This blog was inspired by a discussion that was held in my Politics in Film class yesterday about hope and fear. Throughout the history of politics there has been two themes that politicians have used to get votes: hope and fear. Between the two techniques fear is the easier way to go, it always has been and it always will. Using fear a politician can demonize a group of people or institutions:
Jews, Germans, Blacks, Mexicans, Terrorists, Homosexuals, Communists, Big Business, Liberals, Conservatives
Once the group is demonized the candidate can accuse his opponent of being “soft on” the issue.
For an example let’s use glue sniffers.
“Ladies and gentlemen of the United States, we have a serious problem on our hands. These people will stop at nothing to get their fix. Reports and studies have been done that show that they will rape your grandmother, eat your goat, and sell their children to Madonna in order to get their hands on glue. In fact in some cases they will paste glue all over each other and sniff it off of them, what a depraved lot they are. My opponent doesn’t think that we should be concerned about glue sniffers, he thinks that we have other things to worry about like schools, roads, and health care. The fact is that he is soft on glue sniffing! Do you want a man that is soft on glue sniffing representing you?” (Speech taken from the Goldwater library)

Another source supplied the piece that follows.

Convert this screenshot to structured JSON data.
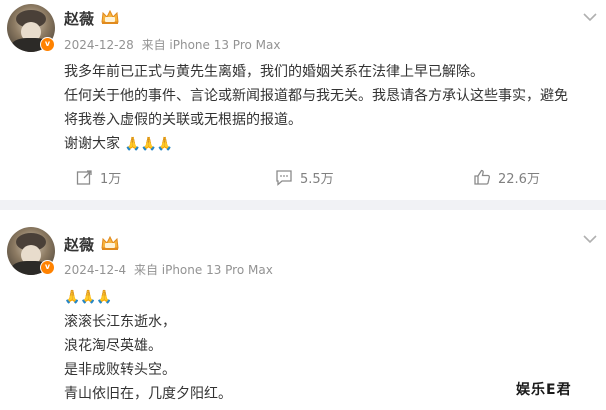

After reading that I am ready to go and lynch some glue sniffers! Who is coming with me?
To me though the best thing about building this fear is the techniques used. When you look back you can really see how misplaced the fear was and how funny some of the things that the government or politicians would use to keep feeding the fear.
Senator Joseph McCarthy used to scream that he knew the number of Soviet Agents working in the defense department. In fact he said he had the exact number and would give out the number all the time, of course he had three different numbers he randomly used.

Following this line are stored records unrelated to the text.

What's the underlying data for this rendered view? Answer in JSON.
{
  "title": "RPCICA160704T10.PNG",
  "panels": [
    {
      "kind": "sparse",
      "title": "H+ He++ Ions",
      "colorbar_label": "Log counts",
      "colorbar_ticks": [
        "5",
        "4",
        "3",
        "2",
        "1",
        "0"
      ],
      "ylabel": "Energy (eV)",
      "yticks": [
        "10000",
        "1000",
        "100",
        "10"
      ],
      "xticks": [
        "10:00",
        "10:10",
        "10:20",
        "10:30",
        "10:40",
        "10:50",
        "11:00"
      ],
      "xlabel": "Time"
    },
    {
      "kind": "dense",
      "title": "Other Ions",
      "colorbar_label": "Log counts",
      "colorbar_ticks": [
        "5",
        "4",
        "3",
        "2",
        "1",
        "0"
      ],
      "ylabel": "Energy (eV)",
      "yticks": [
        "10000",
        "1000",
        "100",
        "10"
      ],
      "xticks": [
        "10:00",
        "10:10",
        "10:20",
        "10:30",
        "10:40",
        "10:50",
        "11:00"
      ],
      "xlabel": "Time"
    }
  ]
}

Much more recently we had the homeland security department preaching the importance of:
My favorite thing ever though is this:
(the duck and cover video was here… but the link broke)
In case of a bomb the safest thing to do is duck and cover. Yes, Sue and Johnny if their is a nuclear blast one of the safest things you can do is climb under your desk.
These tactics of building fear crack me up because let’s face it they are all rather stupid. It reminds me of when I was a child and my parents would use fear to get me not to do things.
“Don’t make fun of retarded people or your children will end up retarded.”
“Don’t pick your nose or you will scratch your brain.”
or my personal favorite:
“Don’t play with yourself or it will fall off.”
So my question to you out there, what was something that was told to you to create fear either by your parents or the government that looking back you know is totally stupid?